Advertisement
HABERLER ABONE OL

Türkiye Cumhurbaşkanı Recep Tayyip Erdoğan, Trabzon Yaşlıları Koruma Derneğinin düzenlediği programda konuştu.

Erdoğan, konuşmasında, Türkiye'nin 6 yıldır her biri diğerinden ağır siyasi, ekonomik ve diplomatik saldırılara maruz kaldığını söyledi.

7 Şubat MİT krizinin bu sürecin işaret fişeği gibi olduğunu belirten Erdoğan, Gezi Olayları, 17-25 Aralık girişimi, çukur terörü, 15 Temmuz darbe teşebbüsü, DEAŞ ve PKK saldırıları, son olarak da geçen yıl ağustos ayında yaşanan ekonomik operasyonlarla bugünlere kadar gelindiğini ifade etti.

Son günlerde S-400 ve Doğu Akdeniz'deki enerji kaynakları ile Türkiye'yi hedef alan tehditlerin de aynı gayeye yönelik olduğunu dile getiren Erdoğan, farklı alanlarda farklı aktörlerce gerçekleştirilen bu operasyonların tek hedefinin Türkiye'nin bekası ve milletin bağımsızlığı olduğunu belirtti.

Ülkenin son 17 yılda ekonomi, güvenlik, siyaset ve savunma sanayide yakaladığı başarıların, birilerini çok ciddi şekilde rahatsız ettiğini aktaran Erdoğan, "Ekonomisi sağlam bir Türkiye, kur, faiz, enflasyon sarmalı sayesinde çalışmadan, üretmeden, hiçbir riske girmeden zenginleşen bir avuç elitin işine gelmiyor.
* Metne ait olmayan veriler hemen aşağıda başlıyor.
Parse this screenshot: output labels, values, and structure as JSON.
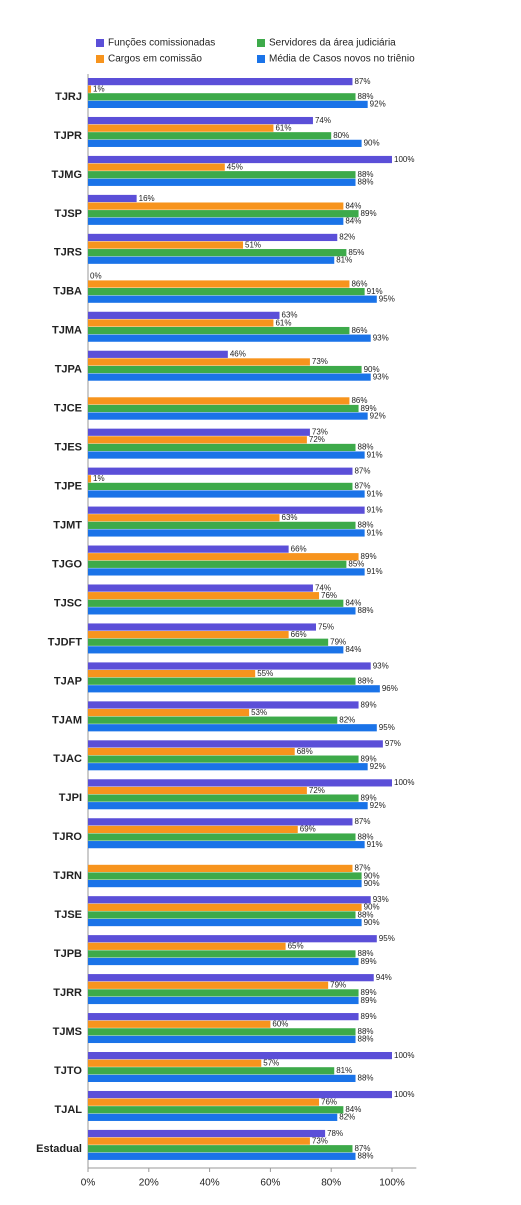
{
  "chart_data": {
    "type": "hbar",
    "categories": [
      "TJRJ",
      "TJPR",
      "TJMG",
      "TJSP",
      "TJRS",
      "TJBA",
      "TJMA",
      "TJPA",
      "TJCE",
      "TJES",
      "TJPE",
      "TJMT",
      "TJGO",
      "TJSC",
      "TJDFT",
      "TJAP",
      "TJAM",
      "TJAC",
      "TJPI",
      "TJRO",
      "TJRN",
      "TJSE",
      "TJPB",
      "TJRR",
      "TJMS",
      "TJTO",
      "TJAL",
      "Estadual"
    ],
    "series": [
      {
        "name": "Funções comissionadas",
        "color": "#5b4fd8",
        "values": [
          87,
          74,
          100,
          16,
          82,
          0,
          63,
          46,
          null,
          73,
          87,
          91,
          66,
          74,
          75,
          93,
          89,
          97,
          100,
          87,
          null,
          93,
          95,
          94,
          89,
          100,
          100,
          78
        ],
        "value_labels": [
          "87%",
          "74%",
          "100%",
          "16%",
          "82%",
          "0%",
          "63%",
          "46%",
          null,
          "73%",
          "87%",
          "91%",
          "66%",
          "74%",
          "75%",
          "93%",
          "89%",
          "97%",
          "100%",
          "87%",
          null,
          "93%",
          "95%",
          "94%",
          "89%",
          "100%",
          "100%",
          "78%"
        ]
      },
      {
        "name": "Cargos em comissão",
        "color": "#f7941d",
        "values": [
          1,
          61,
          45,
          84,
          51,
          86,
          61,
          73,
          86,
          72,
          1,
          63,
          89,
          76,
          66,
          55,
          53,
          68,
          72,
          69,
          87,
          90,
          65,
          79,
          60,
          57,
          76,
          73
        ],
        "value_labels": [
          "1%",
          "61%",
          "45%",
          "84%",
          "51%",
          "86%",
          "61%",
          "73%",
          "86%",
          "72%",
          "1%",
          "63%",
          "89%",
          "76%",
          "66%",
          "55%",
          "53%",
          "68%",
          "72%",
          "69%",
          "87%",
          "90%",
          "65%",
          "79%",
          "60%",
          "57%",
          "76%",
          "73%"
        ]
      },
      {
        "name": "Servidores da área judiciária",
        "color": "#3daa4a",
        "values": [
          88,
          80,
          88,
          89,
          85,
          91,
          86,
          90,
          89,
          88,
          87,
          88,
          85,
          84,
          79,
          88,
          82,
          89,
          89,
          88,
          90,
          88,
          88,
          89,
          88,
          81,
          84,
          87
        ],
        "value_labels": [
          "88%",
          "80%",
          "88%",
          "89%",
          "85%",
          "91%",
          "86%",
          "90%",
          "89%",
          "88%",
          "87%",
          "88%",
          "85%",
          "84%",
          "79%",
          "88%",
          "82%",
          "89%",
          "89%",
          "88%",
          "90%",
          "88%",
          "88%",
          "89%",
          "88%",
          "81%",
          "84%",
          "87%"
        ]
      },
      {
        "name": "Média de Casos novos no triênio",
        "color": "#1a73e8",
        "values": [
          92,
          90,
          88,
          84,
          81,
          95,
          93,
          93,
          92,
          91,
          91,
          91,
          91,
          88,
          84,
          96,
          95,
          92,
          92,
          91,
          90,
          90,
          89,
          89,
          88,
          88,
          82,
          88
        ],
        "value_labels": [
          "92%",
          "90%",
          "88%",
          "84%",
          "81%",
          "95%",
          "93%",
          "93%",
          "92%",
          "91%",
          "91%",
          "91%",
          "91%",
          "88%",
          "84%",
          "96%",
          "95%",
          "92%",
          "92%",
          "91%",
          "90%",
          "90%",
          "89%",
          "89%",
          "88%",
          "88%",
          "82%",
          "88%"
        ]
      }
    ],
    "xlim": [
      0,
      108
    ],
    "xticks": [
      {
        "value": 0,
        "label": "0%"
      },
      {
        "value": 20,
        "label": "20%"
      },
      {
        "value": 40,
        "label": "40%"
      },
      {
        "value": 60,
        "label": "60%"
      },
      {
        "value": 80,
        "label": "80%"
      },
      {
        "value": 100,
        "label": "100%"
      }
    ]
  }
}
Demokrasisi güçlü bir Türkiye, 'göbeğini kaşıyan adam' diyerek milleti aşağılayan, millete tepeden bakan seçkinlerin işine gelmiyor." ifadelerini kullandı.
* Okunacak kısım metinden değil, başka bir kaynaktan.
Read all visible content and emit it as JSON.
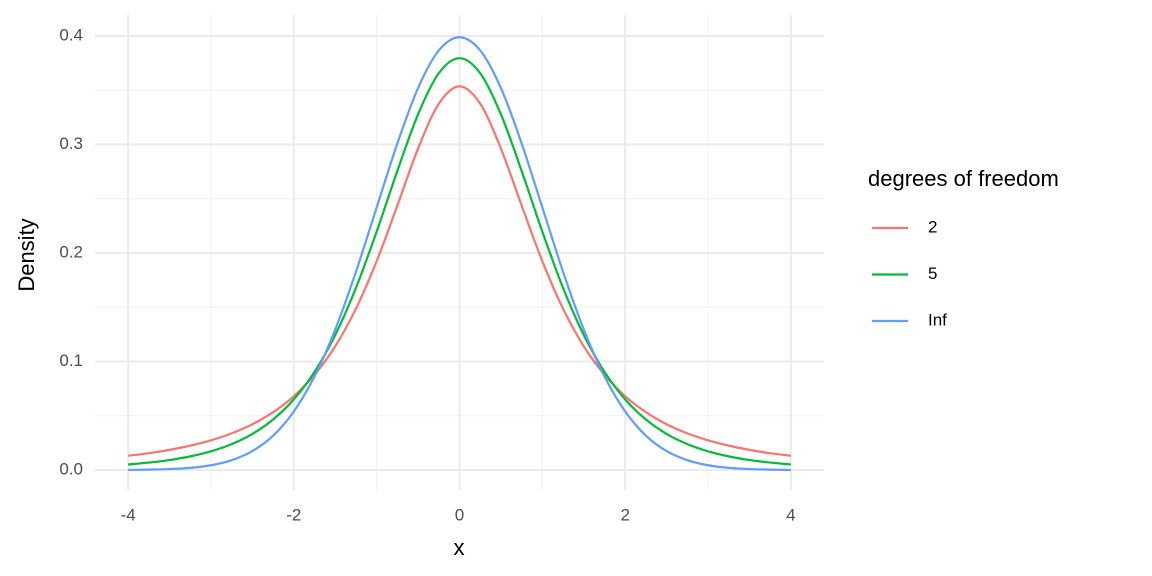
{
  "chart_data": {
    "type": "line",
    "x_label": "x",
    "y_label": "Density",
    "legend_title": "degrees of freedom",
    "x": [
      -4,
      -3.75,
      -3.5,
      -3.25,
      -3,
      -2.75,
      -2.5,
      -2.25,
      -2,
      -1.75,
      -1.5,
      -1.25,
      -1,
      -0.75,
      -0.5,
      -0.25,
      0,
      0.25,
      0.5,
      0.75,
      1,
      1.25,
      1.5,
      1.75,
      2,
      2.25,
      2.5,
      2.75,
      3,
      3.25,
      3.5,
      3.75,
      4
    ],
    "series": [
      {
        "name": "2",
        "color": "#F8766D",
        "values": [
          0.0131,
          0.0155,
          0.0186,
          0.0225,
          0.0274,
          0.0338,
          0.0422,
          0.0533,
          0.068,
          0.0878,
          0.1141,
          0.1487,
          0.1925,
          0.2438,
          0.2963,
          0.3376,
          0.3536,
          0.3376,
          0.2963,
          0.2438,
          0.1925,
          0.1487,
          0.1141,
          0.0878,
          0.068,
          0.0533,
          0.0422,
          0.0338,
          0.0274,
          0.0225,
          0.0186,
          0.0155,
          0.0131
        ]
      },
      {
        "name": "5",
        "color": "#00BA38",
        "values": [
          0.0051,
          0.0069,
          0.0092,
          0.0126,
          0.0173,
          0.0239,
          0.0333,
          0.0466,
          0.0651,
          0.0905,
          0.1245,
          0.1679,
          0.2197,
          0.2757,
          0.3279,
          0.3657,
          0.3796,
          0.3657,
          0.3279,
          0.2757,
          0.2197,
          0.1679,
          0.1245,
          0.0905,
          0.0651,
          0.0466,
          0.0333,
          0.0239,
          0.0173,
          0.0126,
          0.0092,
          0.0069,
          0.0051
        ]
      },
      {
        "name": "Inf",
        "color": "#619CFF",
        "values": [
          0.0001,
          0.0004,
          0.0009,
          0.002,
          0.0044,
          0.0091,
          0.0175,
          0.0317,
          0.054,
          0.0863,
          0.1295,
          0.1827,
          0.242,
          0.3011,
          0.3521,
          0.3867,
          0.3989,
          0.3867,
          0.3521,
          0.3011,
          0.242,
          0.1827,
          0.1295,
          0.0863,
          0.054,
          0.0317,
          0.0175,
          0.0091,
          0.0044,
          0.002,
          0.0009,
          0.0004,
          0.0001
        ]
      }
    ],
    "xlim": [
      -4.4,
      4.4
    ],
    "ylim": [
      -0.0184,
      0.4194
    ],
    "xticks": [
      -4,
      -2,
      0,
      2,
      4
    ],
    "yticks": [
      {
        "value": 0,
        "label": "0.0"
      },
      0.1,
      0.2,
      0.3,
      0.4
    ],
    "x_minor_ticks": [
      -3,
      -1,
      1,
      3
    ],
    "y_minor_ticks": [
      0.05,
      0.15,
      0.25,
      0.35
    ],
    "grid": true,
    "legend": "right"
  }
}
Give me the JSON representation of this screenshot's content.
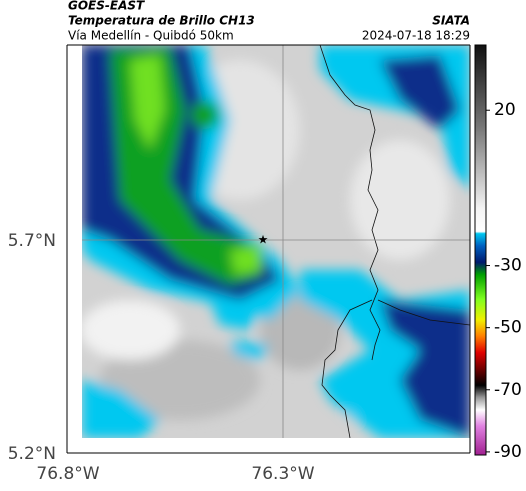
{
  "header": {
    "source": "GOES-EAST",
    "title": "Temperatura de Brillo CH13",
    "subtitle": "Vía Medellín - Quibdó 50km",
    "org": "SIATA",
    "timestamp": "2024-07-18 18:29"
  },
  "map": {
    "lat_ticks": [
      "5.7°N",
      "5.2°N"
    ],
    "lon_ticks": [
      "76.8°W",
      "76.3°W"
    ]
  },
  "colorbar": {
    "lim": [
      41,
      -91
    ],
    "ticks": [
      20,
      -30,
      -50,
      -70,
      -90
    ]
  }
}
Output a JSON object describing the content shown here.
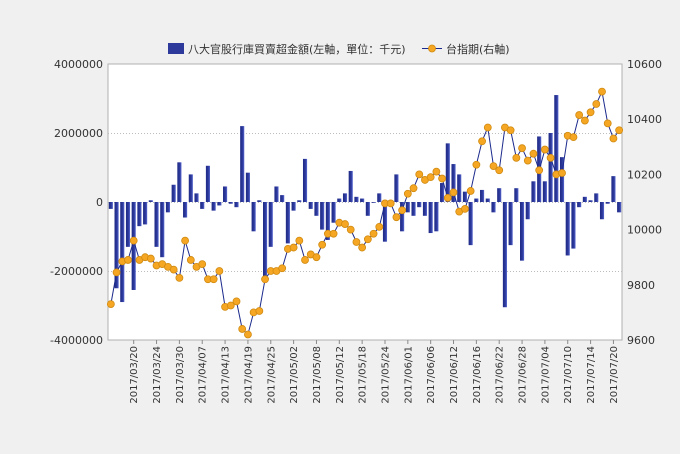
{
  "chart_data": {
    "type": "bar+line",
    "legend": {
      "placement": "top-center",
      "items": [
        {
          "label": "八大官股行庫買賣超金額(左軸，單位：千元)",
          "marker": "bar"
        },
        {
          "label": "台指期(右軸)",
          "marker": "line-circle"
        }
      ]
    },
    "left_axis": {
      "range": [
        -4000000,
        4000000
      ],
      "ticks": [
        "4000000",
        "2000000",
        "0",
        "-2000000",
        "-4000000"
      ],
      "tick_values": [
        4000000,
        2000000,
        0,
        -2000000,
        -4000000
      ]
    },
    "right_axis": {
      "range": [
        9600,
        10600
      ],
      "ticks": [
        "10600",
        "10400",
        "10200",
        "10000",
        "9800",
        "9600"
      ],
      "tick_values": [
        10600,
        10400,
        10200,
        10000,
        9800,
        9600
      ]
    },
    "x_tick_labels": [
      "2017/03/20",
      "2017/03/24",
      "2017/03/30",
      "2017/04/07",
      "2017/04/13",
      "2017/04/19",
      "2017/04/25",
      "2017/05/02",
      "2017/05/08",
      "2017/05/12",
      "2017/05/18",
      "2017/05/24",
      "2017/06/01",
      "2017/06/06",
      "2017/06/12",
      "2017/06/16",
      "2017/06/22",
      "2017/06/28",
      "2017/07/04",
      "2017/07/10",
      "2017/07/14",
      "2017/07/20"
    ],
    "x_tick_positions": [
      4,
      8,
      12,
      16,
      20,
      24,
      28,
      32,
      36,
      40,
      44,
      48,
      52,
      56,
      60,
      64,
      68,
      72,
      76,
      80,
      84,
      88
    ],
    "grid": {
      "horizontal": "dotted",
      "vertical": false
    },
    "series": [
      {
        "type": "bar",
        "axis": "left",
        "color": "#2d3a9c",
        "values": [
          -200000,
          -2500000,
          -2900000,
          -1300000,
          -2550000,
          -700000,
          -650000,
          50000,
          -1300000,
          -1600000,
          -300000,
          500000,
          1150000,
          -450000,
          800000,
          250000,
          -200000,
          1050000,
          -250000,
          -100000,
          450000,
          -50000,
          -150000,
          2200000,
          850000,
          -850000,
          50000,
          -2300000,
          -1300000,
          450000,
          200000,
          -1200000,
          -250000,
          50000,
          1250000,
          -200000,
          -400000,
          -800000,
          -1100000,
          -600000,
          100000,
          250000,
          900000,
          150000,
          100000,
          -400000,
          0,
          250000,
          -1150000,
          50000,
          800000,
          -850000,
          -300000,
          -400000,
          -150000,
          -400000,
          -900000,
          -850000,
          550000,
          1700000,
          1100000,
          800000,
          300000,
          -1250000,
          100000,
          350000,
          100000,
          -300000,
          400000,
          -3050000,
          -1250000,
          400000,
          -1700000,
          -500000,
          600000,
          1900000,
          600000,
          2000000,
          3100000,
          1300000,
          -1550000,
          -1350000,
          -150000,
          150000,
          50000,
          250000,
          -500000,
          -50000,
          750000,
          -300000
        ],
        "first_bar_index": 0
      },
      {
        "type": "line",
        "axis": "right",
        "color": "#1b2a8c",
        "marker_color": "#f5a623",
        "values": [
          9730,
          9845,
          9885,
          9890,
          9960,
          9890,
          9900,
          9895,
          9870,
          9875,
          9865,
          9855,
          9825,
          9960,
          9890,
          9865,
          9875,
          9820,
          9820,
          9850,
          9720,
          9725,
          9740,
          9640,
          9620,
          9700,
          9705,
          9820,
          9850,
          9850,
          9860,
          9930,
          9935,
          9960,
          9890,
          9910,
          9900,
          9945,
          9985,
          9985,
          10025,
          10020,
          10000,
          9955,
          9935,
          9965,
          9985,
          10010,
          10095,
          10095,
          10045,
          10070,
          10130,
          10150,
          10200,
          10180,
          10190,
          10210,
          10185,
          10115,
          10135,
          10065,
          10075,
          10140,
          10235,
          10320,
          10370,
          10230,
          10215,
          10370,
          10360,
          10260,
          10295,
          10250,
          10275,
          10215,
          10290,
          10260,
          10200,
          10205,
          10340,
          10335,
          10415,
          10395,
          10425,
          10455,
          10500,
          10385,
          10330,
          10360
        ],
        "first_point_index": 0
      }
    ]
  }
}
Savunma sanayisi ileri bir Türkiye'nin, her yıl ülkeye sattıkları silahlar üzerinden milyarlarca dolar kazanan silah baronlarının işine gelmediğini dile getiren Erdoğan, "Göreve geldiğimizde yerli savunma sanayimiz yüzde 20'yi oluşturuyordu. Şu anda yüzde 70'e çıktık. Yerli savunma sanayi yüzde 70 ve bizim buradan elde ettiğimiz imkan, savunma sanayi ihraç ürünlerinde yaklaşık 2,5 milyar dolar." diye konuştu.
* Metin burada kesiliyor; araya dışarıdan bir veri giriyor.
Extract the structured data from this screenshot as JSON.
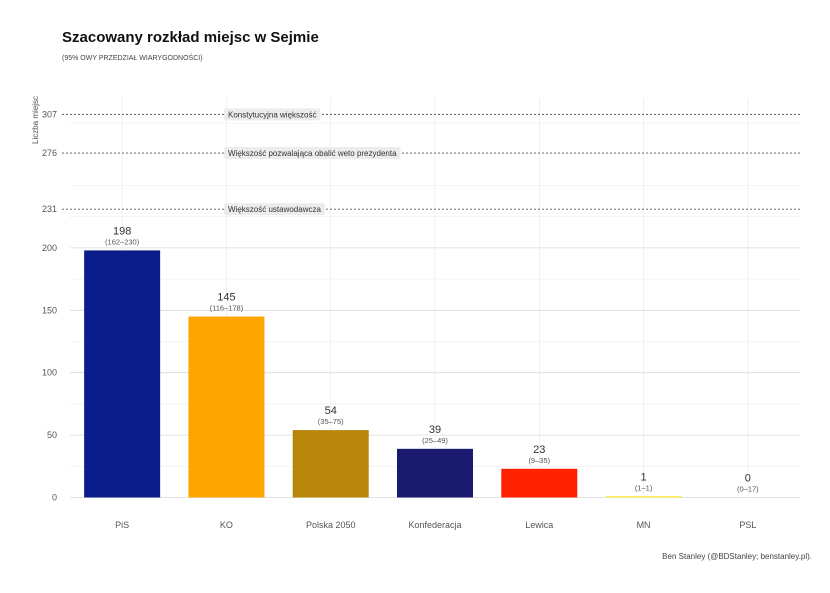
{
  "chart_data": {
    "type": "bar",
    "title": "Szacowany rozkład miejsc w Sejmie",
    "subtitle": "(95% OWY PRZEDZIAŁ WIARYGODNOŚCI)",
    "ylabel": "Liczba miejsc",
    "xlabel": "",
    "ylim": [
      0,
      320
    ],
    "yticks": [
      0,
      50,
      100,
      150,
      200,
      231,
      276,
      307
    ],
    "grid": true,
    "categories": [
      "PiS",
      "KO",
      "Polska 2050",
      "Konfederacja",
      "Lewica",
      "MN",
      "PSL"
    ],
    "values": [
      198,
      145,
      54,
      39,
      23,
      1,
      0
    ],
    "intervals": [
      "(162–230)",
      "(116–178)",
      "(35–75)",
      "(25–49)",
      "(9–35)",
      "(1–1)",
      "(0–17)"
    ],
    "colors": [
      "#0b1d8a",
      "#ffa500",
      "#b8860b",
      "#1a1a6e",
      "#ff2200",
      "#ffee55",
      "#2e8b57"
    ],
    "thresholds": [
      {
        "value": 307,
        "label": "Konstytucyjna większość"
      },
      {
        "value": 276,
        "label": "Większość pozwalająca obalić weto prezydenta"
      },
      {
        "value": 231,
        "label": "Większość ustawodawcza"
      }
    ],
    "credit": "Ben Stanley (@BDStanley; benstanley.pl)."
  }
}
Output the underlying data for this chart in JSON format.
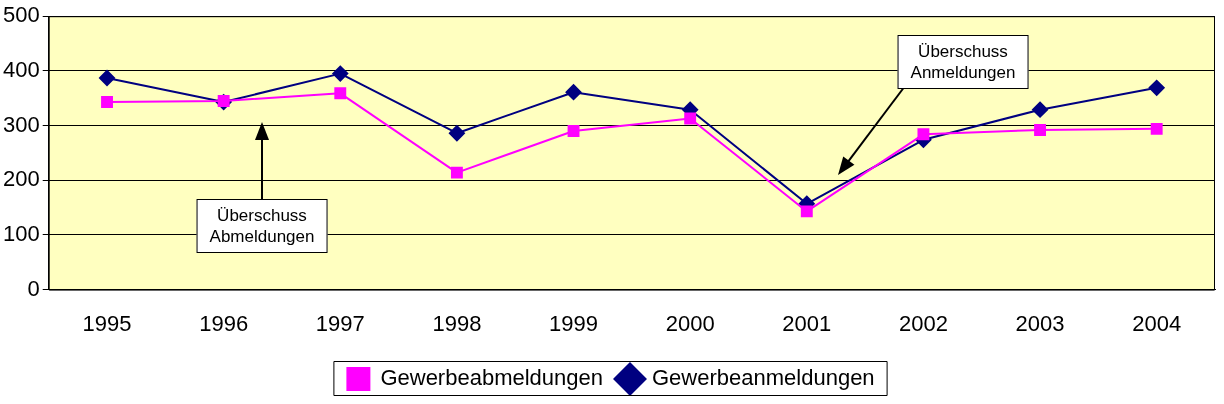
{
  "chart_data": {
    "type": "line",
    "categories": [
      "1995",
      "1996",
      "1997",
      "1998",
      "1999",
      "2000",
      "2001",
      "2002",
      "2003",
      "2004"
    ],
    "series": [
      {
        "name": "Gewerbeanmeldungen",
        "color": "#000080",
        "marker": "diamond",
        "values": [
          387,
          343,
          395,
          286,
          361,
          329,
          157,
          274,
          329,
          369
        ]
      },
      {
        "name": "Gewerbeabmeldungen",
        "color": "#ff00ff",
        "marker": "square",
        "values": [
          343,
          345,
          359,
          214,
          290,
          313,
          143,
          284,
          292,
          294
        ]
      }
    ],
    "ylim": [
      0,
      500
    ],
    "yticks": [
      0,
      100,
      200,
      300,
      400,
      500
    ],
    "grid": "y",
    "legend": "bottom",
    "line_style": "solid",
    "annotations": [
      "Überschuss\nAbmeldungen",
      "Überschuss\nAnmeldungen"
    ]
  }
}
Diplomasisi güçlü Türkiye'nin, bölgeyi çıkarlarına uygun şekilde dizayn etmeye alışmış emperyalist güçlerin işine gelmediğini belirten Erdoğan, sözlerine şöyle devam etti:

"Güvenliğini sağlamış bir Türkiye, bugüne kadar terör örgütleri eliyle iç siyasetimizi yönlendiren çevrelerin işine gelmiyor. Ülkemizin son 5-6 yılda sürekli hedef tahtasına konulmasının asıl nedeni, işte bu rahatsızlıklardır. Oyun kuran, oyun bozan bir ülke yerine, sadece senaryolarında figüranlık yapan bir ülke istiyorlar. Kendilerine yük olmayacak ancak karşılarında da dik durabilme cesareti gösteremeyecek, pısırık, ürkek, öz güvensiz bir Türkiye hayal ediyorlar. Eskiden olduğu gibi bir mektupla ya da telefonla hizaya getirebilecekleri bir Türkiye'nin hasretini çekiyorlar. Mazlum ve mağdurlara sahip çıkan değil, önceden olduğu gibi borç alan, IMF kapılarında avuç açan bir Türkiye görmek istiyorlar."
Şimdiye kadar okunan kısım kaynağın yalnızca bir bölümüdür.